Continued U.S. collaboration with the two Sunni Muslim states, Saudi Arabia and the UAE, in what is essentially an Islamic religious war between Sunnis and Shiites, may have already crossed the line into American participation in war crimes. The latest massacre of children in Saada must be put alongside previous Saudi and Emirates’ bombing of civilian facilities in Yemen, including hospitals, clinics and schools. The United States is directly complicit in the air attacks. We sold them the planes, provide maintenance, spare parts and munitions, and may even have pilots and co-pilots in the cockpits. The United States also has forces fighting on the ground in Yemen, alongside UAE and, astonishingly, al-Qaida forces who are fighting against the Yemeni Houthis.

The war in its humanitarian impact has made upward to 80 percent of the 29 million Yemenis dependent on foreign food aid to avoid starvation.

The Houthis, no angels themselves, are backed by Iran. The Saudis argue that the Houthis are firing Iranian-provided rockets across the Yemen-Saudi Arabia border into the Sunni kingdom. A United Nations envoy, Martin Griffiths, is trying to get the Sunni and Shiite sides to stop fighting and is seeking to schedule a meeting in Switzerland for September.

The Yemen civil war, now having been waged for more than three years, is an outgrowth of long-standing internal Yemeni quarrels and is also in part a proxy war between Saudi Arabia and Iran for dominance in the Middle East. The Israelis favor the Saudis and the Sunnis in general, who, in spite of the fact that most Palestinians are Sunni, have found the Saudis, especially under Crown Prince Mohammed bin Salman, to be much less challenging to them than the Iranians, even though at one time the Middle East lined up as Israelis and Persians opposed to Arabs.

Yemen, the poorest of the Arab states, although Syria is comparably ravaged now, has been a scene of conflict for many years. At one time it was two states. The British, trying to hold on in the Middle East, fought Egyptian-backed Yemenis there at one point. The Sunni-Shiite schism is one fault line in the place, although not the only one.

The best thing that could happen at this point is that, starting with the United States, now, all foreign players walk off the bloody field of play, leaving it to the Yemenis themselves to work it out. Nobody, starting with the U.S., helps the Yemenis or themselves by remaining engaged.

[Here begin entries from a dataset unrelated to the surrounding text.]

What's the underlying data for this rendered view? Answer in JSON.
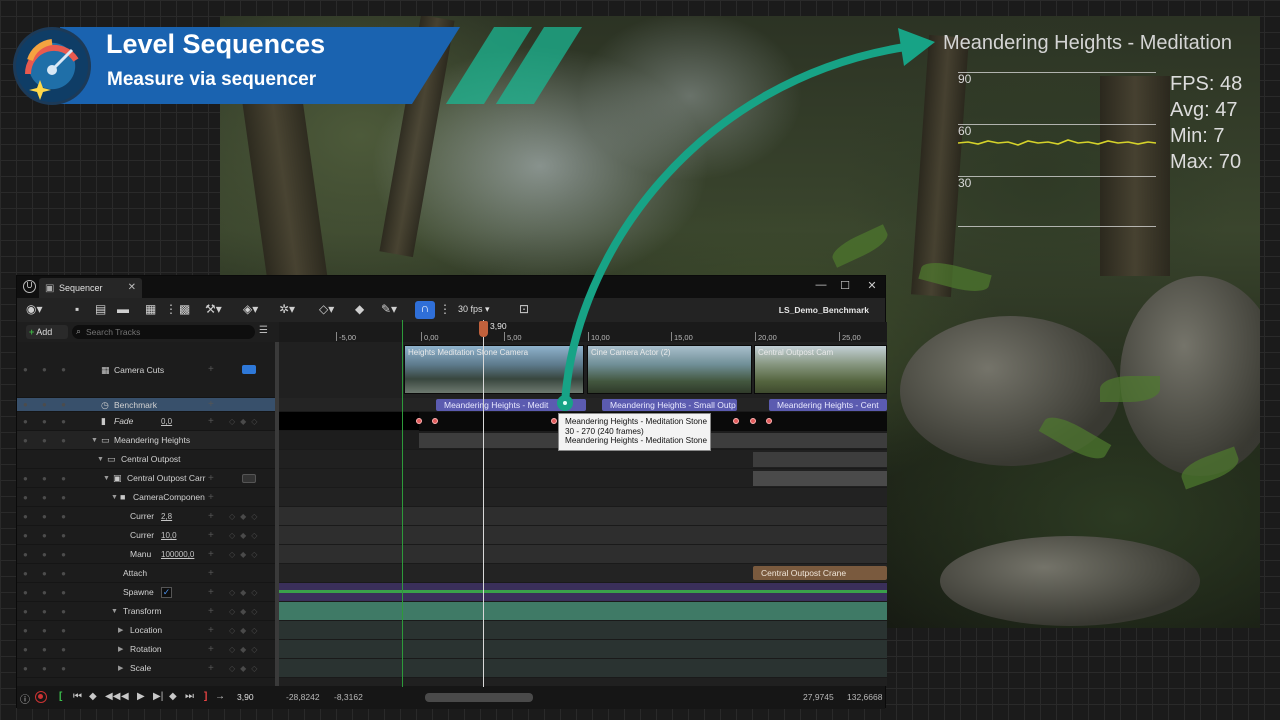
{
  "banner": {
    "title": "Level Sequences",
    "subtitle": "Measure via sequencer"
  },
  "overlay": {
    "title": "Meandering Heights - Meditation",
    "graph_labels": [
      "90",
      "60",
      "30"
    ],
    "stats": [
      "FPS: 48",
      "Avg: 47",
      "Min: 7",
      "Max: 70"
    ],
    "graph_color": "#d6d32a"
  },
  "sequencer": {
    "tab_label": "Sequencer",
    "fps_label": "30 fps",
    "sequence_name": "LS_Demo_Benchmark",
    "add_label": "Add",
    "search_placeholder": "Search Tracks",
    "ruler_ticks": [
      "-5,00",
      "0,00",
      "5,00",
      "10,00",
      "15,00",
      "20,00",
      "25,00"
    ],
    "playhead_time": "3,90",
    "tracks": [
      {
        "label": "Camera Cuts"
      },
      {
        "label": "Benchmark"
      },
      {
        "label": "Fade",
        "value": "0,0"
      },
      {
        "label": "Meandering Heights"
      },
      {
        "label": "Central Outpost"
      },
      {
        "label": "Central Outpost Carr"
      },
      {
        "label": "CameraComponen"
      },
      {
        "label": "Currer",
        "value": "2,8"
      },
      {
        "label": "Currer",
        "value": "10,0"
      },
      {
        "label": "Manu",
        "value": "100000,0"
      },
      {
        "label": "Attach"
      },
      {
        "label": "Spawne"
      },
      {
        "label": "Transform"
      },
      {
        "label": "Location"
      },
      {
        "label": "Rotation"
      },
      {
        "label": "Scale"
      }
    ],
    "shots": [
      "Heights Meditation Stone Camera",
      "Cine Camera Actor (2)",
      "Central Outpost Cam"
    ],
    "benchmark_clips": [
      "Meandering Heights - Medit",
      "Meandering Heights - Small Outp",
      "Meandering Heights - Cent"
    ],
    "attach_clip": "Central Outpost Crane",
    "tooltip": {
      "line1": "Meandering Heights - Meditation Stone",
      "line2": "30 - 270 (240 frames)",
      "line3": "Meandering Heights - Meditation Stone"
    },
    "transport": {
      "current_time": "3,90",
      "view_start": "-28,8242",
      "view_start2": "-8,3162",
      "view_end": "27,9745",
      "view_end2": "132,6668"
    },
    "colors": {
      "accent_blue": "#2f6fd8",
      "benchmark_clip": "#5b5bb0",
      "arrow": "#17a386"
    }
  }
}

Saudi Arabia, in spite of its brave new world of women drivers and the crown prince, will only get itself into deeper trouble by continuing a war it cannot win, even with U.S. and Israeli help. Eventually the Iranians and the Houthis will take the Yemeni conflict deeper into the archaic monarchy, inevitably revealing its fragility and vulnerability in the 21st century.

Iran definitely has other fish to fry. Its economy is shaky. Israel is still busily trying to egg on the United States to attack Iran. Its economic problems, accentuated by Mr. Trump’s having withdrawn the United States from the agreement with China, France, Germany, Russia and the United Kingdom, are producing conflict between its reasonable president, Hassan Rouhani, and its more extreme supreme leader, Ali Khamanei.

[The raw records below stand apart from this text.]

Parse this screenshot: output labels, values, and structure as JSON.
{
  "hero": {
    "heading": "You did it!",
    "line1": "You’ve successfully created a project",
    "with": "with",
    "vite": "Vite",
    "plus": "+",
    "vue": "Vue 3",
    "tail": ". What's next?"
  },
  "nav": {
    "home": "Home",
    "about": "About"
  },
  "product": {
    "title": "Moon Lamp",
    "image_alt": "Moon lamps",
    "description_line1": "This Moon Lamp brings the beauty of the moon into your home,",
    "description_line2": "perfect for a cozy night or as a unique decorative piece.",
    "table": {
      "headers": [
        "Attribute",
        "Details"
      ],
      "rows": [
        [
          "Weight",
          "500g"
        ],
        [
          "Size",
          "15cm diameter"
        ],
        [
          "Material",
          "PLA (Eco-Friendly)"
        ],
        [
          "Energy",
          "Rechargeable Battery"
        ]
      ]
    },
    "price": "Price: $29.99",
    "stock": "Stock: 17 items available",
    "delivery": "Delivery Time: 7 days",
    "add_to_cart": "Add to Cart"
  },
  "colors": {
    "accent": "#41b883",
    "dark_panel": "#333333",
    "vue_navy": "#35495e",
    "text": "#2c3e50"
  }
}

The UAE will drop out if Saudi Arabia and the United States walk away. Russia doesn’t care much and is still licking its wounds from the expensive Syrian conflict. Israel is too far away to play in Yemen directly, independently or decisively.

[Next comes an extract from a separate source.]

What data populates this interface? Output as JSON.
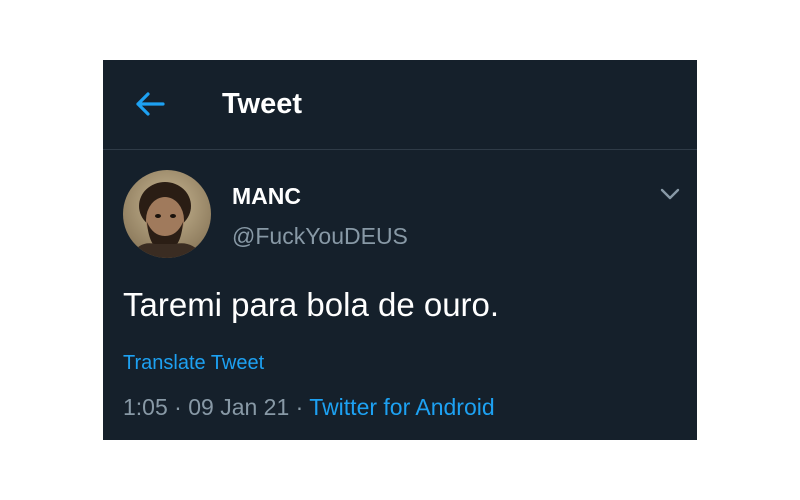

As far as America is concerned, bombing a busload of children in cooperation with Saudi Arabia and fighting on the same side as al-Qaida, the Saudis’ ally, our 9/​11 attacker, requires a greater lack of principles than the majority of Americans can muster. As far as staying neutral between Canada and Saudi Arabia because Mr. Trump prefers Crown Prince Mohammed to Canadian Prime Minister Justin Trudeau, that position is way beyond silly, suggesting, instead, deteriorating intellectual capacity on his part.